Coral Energy, a company founded by Garayev in 2010 (later renamed 2Rivers), even turned to lobbyists in Washington to bring information about competitors’ activities to the attention of American and European officials.
Such tactics have been used before in gray oil trading schemes, where exposing rivals led to sanctions and loss of partners.
Sanctions and Rosneft’s revenue decline
After the UK and the EU imposed sanctions in 2024 against the Azerbaijani traders’ network, their business faced severe restrictions. Banks, insurance companies, and brokers began avoiding deals with them, and every contract became more expensive.
As a result, Rosneft was forced to offer additional discounts and seek alternative supply routes, which led to new losses. According to sources, total damages for the company and the Russian budget amount to billions of dollars.
How Russia is losing control over its oil network
“These disputes expose how fragile Russia’s sanctions-bypass system really is,” said Tatiana Mitrova, an expert at Columbia University’s Center on Global Energy Policy. According to her, the Kremlin relies on a limited circle of opaque intermediaries to export oil and receive hard currency.
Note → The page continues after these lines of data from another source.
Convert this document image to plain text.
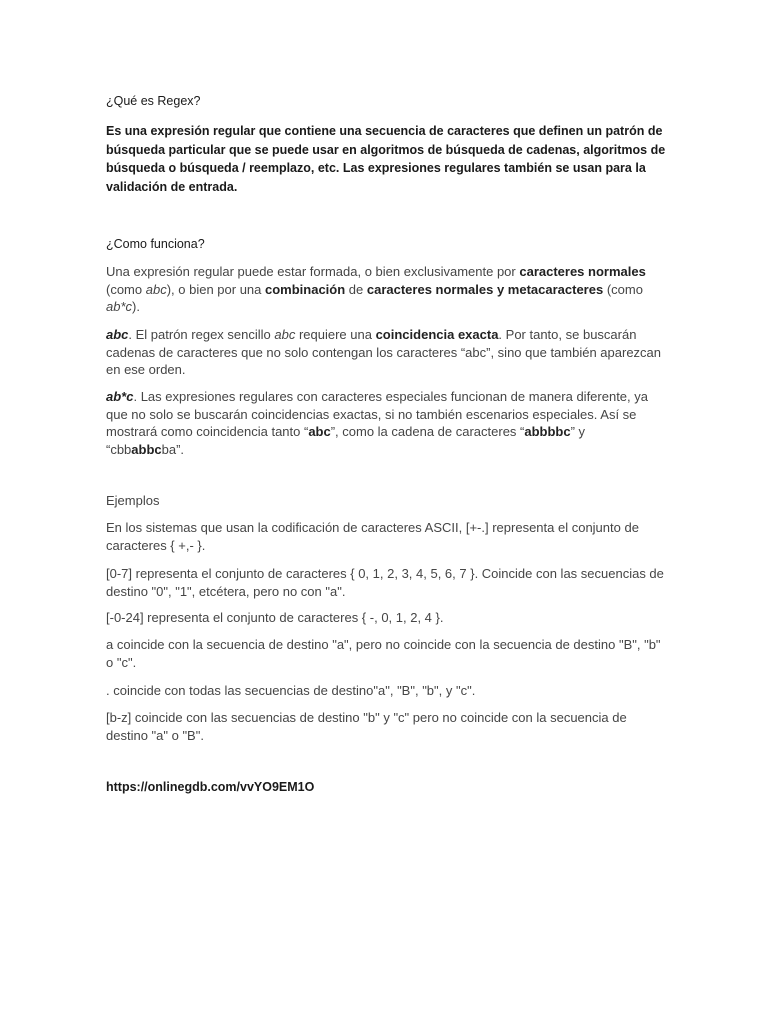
¿Qué es Regex?

Es una expresión regular que contiene una secuencia de caracteres que definen un patrón de búsqueda particular que se puede usar en algoritmos de búsqueda de cadenas, algoritmos de búsqueda o búsqueda / reemplazo, etc. Las expresiones regulares también se usan para la validación de entrada.

¿Como funciona?

Una expresión regular puede estar formada, o bien exclusivamente por caracteres normales (como abc), o bien por una combinación de caracteres normales y metacaracteres (como ab*c).

abc. El patrón regex sencillo abc requiere una coincidencia exacta. Por tanto, se buscarán cadenas de caracteres que no solo contengan los caracteres “abc”, sino que también aparezcan en ese orden.

ab*c. Las expresiones regulares con caracteres especiales funcionan de manera diferente, ya que no solo se buscarán coincidencias exactas, si no también escenarios especiales. Así se mostrará como coincidencia tanto “abc”, como la cadena de caracteres “abbbbc” y “cbbabbcba”.

Ejemplos

En los sistemas que usan la codificación de caracteres ASCII, [+-.] representa el conjunto de caracteres { +,- }.

[0-7] representa el conjunto de caracteres { 0, 1, 2, 3, 4, 5, 6, 7 }. Coincide con las secuencias de destino "0", "1", etcétera, pero no con "a".

[-0-24] representa el conjunto de caracteres { -, 0, 1, 2, 4 }.

a coincide con la secuencia de destino "a", pero no coincide con la secuencia de destino "B", "b" o "c".

. coincide con todas las secuencias de destino"a", "B", "b", y "c".

[b-z] coincide con las secuencias de destino "b" y "c" pero no coincide con la secuencia de destino "a" o "B".

https://onlinegdb.com/vvYO9EM1O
“When they start fighting, it threatens billions in export revenue and reveals how little control Moscow actually has over these offshore networks,” she said.
The rise and fall of oil intermediaries
Lakhani, Eyyub, and Garayev are little-known to the public, but since Russia invaded Ukraine, they have handled the flow of hundreds of millions of barrels of Russian oil. Lakhani, who once called himself “Glencore’s man in Baghdad,” became Sechin’s key partner after 2022, bypassing Western sanctions through a network of companies in the UAE.
However, in 2024, his position weakened as Eyyub and Garayev quickly became Rosneft’s main traders. Their structure, operating through offshore entities and supported by ties in the Azerbaijani government, pushed Lakhani out of the market. But by 2025, he had returned, strengthening his base in Dubai and again serving as an intermediary between Moscow and Asian partners.
A new threat to Rosneft and the Kremlin
Lakhani’s resurgence angered the sanctioned Azerbaijani traders, who intensified their information attacks. For Sechin, this has become another problem amid falling profits and sanctions pressure.
“It’s a symptom of growing stress inside Russia’s wartime economy,” Mitrova concluded. According to her, dependence on a small group of intermediaries makes Russia’s oil system extremely unstable.
Trump's sanctions
The United States imposed tough sanctions against Russian oil companies Rosneft and Lukoil.
Bloomberg sources have already reported that Russian oil flows to India, which surged after Russia invaded Ukraine, will soon shrink almost to zero.
According to Reuters sources, the sanctions have prompted Chinese state oil companies to temporarily suspend purchases of Russian oil.